Birkesdorf. Die Situation der Anwohner und die Belange des Rewe-Verbrauchermarktes an der Nordstraße beschäftigen weiter die Politik.

„Wir brauchen in der Sache einen vernünftigen Kompromiss, mit dem beide Seiten leben können”, erklären die beiden Birkesdorfer SPD-Ratsmitglieder Peter Koschorreck, der auch Vorsitzender des Bezirksausschusses und des Verkehrs- und Bauausschusses ist, und Rolf M. Braun. Hintergrund dieser Forderung ist ein Urteil des Verwaltungsgerichts Aachen.

Gericht erteilt Auflagen

Dem an der Nordstraße und Kopernikusstraße gelegenen SB-Markt sind vom Gericht Auflagen erteilt worden, die mittelfristig die Existenz des Betriebes gefährden könnten, befürchten die Politiker. Die Arbeitsplätze vor Ort seien in Gefahr. Koschorreck: „Bis zum heutigen Tage haben die vom Gericht festgelegten Auflagen bereits zum Verlust von mehreren Arbeitsverhältnissen geführt.”

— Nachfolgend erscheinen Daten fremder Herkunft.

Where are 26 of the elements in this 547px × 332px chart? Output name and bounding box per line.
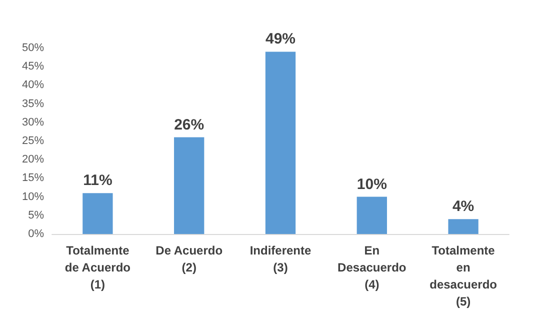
data-label: 49%	[265, 30, 296, 48]
y-tick-label: 15%	[22, 172, 44, 184]
bar	[448, 219, 478, 234]
y-tick-label: 45%	[22, 60, 44, 73]
x-tick-label: Totalmente de Acuerdo (1)	[64, 244, 130, 292]
x-tick-label: Indiferente (3)	[250, 244, 312, 274]
y-tick-label: 5%	[28, 209, 44, 222]
data-label: 11%	[83, 172, 112, 190]
y-tick-label: 0%	[28, 228, 44, 240]
y-tick-label: 50%	[22, 42, 44, 54]
data-label: 10%	[356, 176, 387, 193]
x-tick-label: En Desacuerdo (4)	[338, 244, 406, 292]
y-tick-label: 30%	[22, 116, 44, 128]
bar	[82, 193, 113, 234]
data-label: 26%	[174, 116, 204, 134]
y-tick-label: 40%	[22, 79, 44, 92]
y-tick-label: 10%	[22, 190, 44, 203]
y-tick-label: 35%	[22, 98, 44, 110]
bar	[174, 137, 204, 234]
bar	[265, 52, 296, 234]
data-label: 4%	[452, 198, 474, 216]
x-tick-label: De Acuerdo (2)	[156, 244, 223, 274]
bar	[356, 196, 387, 234]
y-tick-label: 20%	[22, 154, 44, 166]
x-tick-label: Totalmente en desacuerdo (5)	[430, 244, 497, 308]
y-tick-label: 25%	[22, 135, 44, 147]
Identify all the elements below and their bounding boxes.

Auch die dem SB-Markt ein- und angegliederten Kleinbetriebe sorgten sich um die Zukunft des Standortes. „Besonders ältere Bewohner aus dem Nordbereich des Stadtteils legen als Kunden großen Wert auf eine nahe und umfassende Versorgung”, plädiert Rolf M. Braun für einen tragfähigen Kompromiss zwischen Supermarkt und Anwohnern.

Doch was ist in der Vergangenheit geschehen? Warum wurde das Verwaltungsgericht angerufen?

Hintergrund der gerichtlichen Auflagen sind Beschwerden der an das Rewe-Grundstück grenzenden Anwohner der Kopernikusstraße. Sie wollen nicht länger hinnehmen, dass die Parkplätze bis unmittelbar an ihre Grundstücke - die nur eine geringe Tiefe haben - ausgewiesen sind. Auch durch die langen Öffnungszeiten, die Ausfahrt an der Kopernikusstraße und den Zulieferverkehr durch Lastkraftwagen fühlen die Anwohner ihre Wohnqualität stark eingeschränkt. Das Verwaltungsgericht gab ihnen teilweise Recht und hob die letzte Baugenehmigung der Stadt auf, die sich auf Parkplätze, Ausfahrt und Öffnungszeiten bezog.

Die Lokalpolitiker Rolf M. Braun und Peter Koschorreck haben nun Gespräche mit den Anwohnern, Kunden, Vertretern des Supermarktbetreibers und dem Bauordnungsamt geführt. Ihr Wunsch ist, dass es zu einer tragbaren Einigung kommt. Sie sind der Meinung, dass ein etwa fünf Meter breiter Streifen zu den Anwohnern hin zukünftig nicht als Parkplatz genutzt werden soll. „Dieser Streifen muss bepflanzt werden, um Lärm und Abgase abzuhalten. Der Anlieferverkehr darf nicht zu früh erfolgen”, sagt Koschorreck, Die Politiker begrüßen es, dass das städtische Bauamt zusammen mit Rewe engagiert daran arbeitet, das Urteil umzusetzen und um „eine gute Lösung” zu finden. Koschorreck: „Wir bitten das Bauamt, möglichst schnell eine neue Baugenehmigung auszustellen, um klare Verhältnisse für die Zukunft zu schaffen.”